Abuso de autoridade e promessas de ascensão profissional

A estagiária contou que, durante o ataque, Éder afirmou que se ela mantivesse sigilo, iria subir de cargo na Câmara Municipal. "Eu ficava falando pra ele que eu não queria isso, que eu não queria, que eu tava lá só pra fazer o trabalho de marketing, porque é algo que eu gosto e que eu sempre trabalhei", relatou a jovem, que também mencionou ter sido agarrada pelo pescoço, causando-lhe medo e lesões.

Provas e pedidos do Ministério Público

O MP afirmou que um áudio gravado pela estagiária identifica a ausência de consentimento e o constrangimento sofrido. O crime é corroborado pelo laudo de exame de corpo de delito e depoimentos de testemunhas. A promotora Ana Roberta Ferreira Fávaro solicitou:

  • Fixação de um valor mínimo de R$ 100 mil como indenização por danos morais, considerando o abalo psicológico, constrangimento e violência causados pelo abuso de autoridade e agressão sexual.
  • Perda do cargo público de vereador ocupado por Éder, conforme prevê o artigo 92 do Código Penal.

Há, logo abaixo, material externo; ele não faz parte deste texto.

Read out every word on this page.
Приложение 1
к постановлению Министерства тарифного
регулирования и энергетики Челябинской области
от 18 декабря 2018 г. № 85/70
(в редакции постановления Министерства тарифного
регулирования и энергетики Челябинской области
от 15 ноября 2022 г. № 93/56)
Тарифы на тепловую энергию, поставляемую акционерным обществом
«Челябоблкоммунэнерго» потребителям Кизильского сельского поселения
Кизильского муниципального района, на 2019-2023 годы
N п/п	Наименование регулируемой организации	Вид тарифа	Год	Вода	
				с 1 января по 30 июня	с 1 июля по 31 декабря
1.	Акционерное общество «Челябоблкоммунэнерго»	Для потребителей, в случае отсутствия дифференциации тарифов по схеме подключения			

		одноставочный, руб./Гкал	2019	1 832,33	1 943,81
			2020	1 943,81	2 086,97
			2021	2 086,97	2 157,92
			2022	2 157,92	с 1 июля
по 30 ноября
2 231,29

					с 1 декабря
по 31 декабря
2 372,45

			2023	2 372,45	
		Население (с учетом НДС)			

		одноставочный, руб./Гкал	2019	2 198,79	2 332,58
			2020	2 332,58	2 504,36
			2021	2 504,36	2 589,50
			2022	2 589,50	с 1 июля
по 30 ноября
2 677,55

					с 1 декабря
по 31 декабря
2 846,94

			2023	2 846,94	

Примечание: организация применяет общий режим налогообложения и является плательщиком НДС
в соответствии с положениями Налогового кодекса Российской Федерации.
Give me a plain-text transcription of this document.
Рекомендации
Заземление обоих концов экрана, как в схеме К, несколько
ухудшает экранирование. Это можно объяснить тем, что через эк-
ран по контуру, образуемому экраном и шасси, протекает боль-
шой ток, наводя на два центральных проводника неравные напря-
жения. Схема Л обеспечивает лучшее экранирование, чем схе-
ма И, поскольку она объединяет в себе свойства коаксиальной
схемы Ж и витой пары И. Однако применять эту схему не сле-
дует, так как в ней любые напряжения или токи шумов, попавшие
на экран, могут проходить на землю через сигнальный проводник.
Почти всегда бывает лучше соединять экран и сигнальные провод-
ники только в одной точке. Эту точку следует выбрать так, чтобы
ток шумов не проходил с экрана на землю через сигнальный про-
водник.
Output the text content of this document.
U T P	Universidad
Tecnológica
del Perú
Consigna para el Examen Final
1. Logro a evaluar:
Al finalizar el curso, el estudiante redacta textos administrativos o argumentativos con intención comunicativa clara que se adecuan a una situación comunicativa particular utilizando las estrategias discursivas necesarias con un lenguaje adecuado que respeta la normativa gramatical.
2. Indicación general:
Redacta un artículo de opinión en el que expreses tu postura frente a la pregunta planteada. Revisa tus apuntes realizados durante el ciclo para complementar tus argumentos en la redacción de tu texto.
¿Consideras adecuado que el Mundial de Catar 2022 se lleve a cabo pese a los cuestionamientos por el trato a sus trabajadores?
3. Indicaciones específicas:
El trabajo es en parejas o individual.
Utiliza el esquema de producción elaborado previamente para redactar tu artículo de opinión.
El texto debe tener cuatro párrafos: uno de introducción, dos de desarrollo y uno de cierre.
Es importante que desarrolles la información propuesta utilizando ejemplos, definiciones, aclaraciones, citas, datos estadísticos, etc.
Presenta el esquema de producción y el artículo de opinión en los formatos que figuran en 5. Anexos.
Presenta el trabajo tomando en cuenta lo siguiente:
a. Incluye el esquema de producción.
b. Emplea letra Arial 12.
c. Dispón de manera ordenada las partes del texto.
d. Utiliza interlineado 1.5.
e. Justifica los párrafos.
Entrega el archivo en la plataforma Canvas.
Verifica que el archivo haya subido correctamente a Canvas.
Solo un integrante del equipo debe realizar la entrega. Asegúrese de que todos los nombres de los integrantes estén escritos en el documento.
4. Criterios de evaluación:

Nota oficial da defesa do acusado

Em nota, o advogado Marcelo Godoi esclareceu: "Informo que tive ciência do recebimento da denúncia em face do vereador Éder Alberto Jorge Pimenta pelo Poder Judiciário. Esclareço que o recebimento da denúncia não significa condenação, mas apenas o início da fase processual, na qual serão plenamente exercidos o contraditório e a ampla defesa. A defesa analisará os autos e adotará todas as medidas jurídicas cabíveis, confiando no devido processo legal".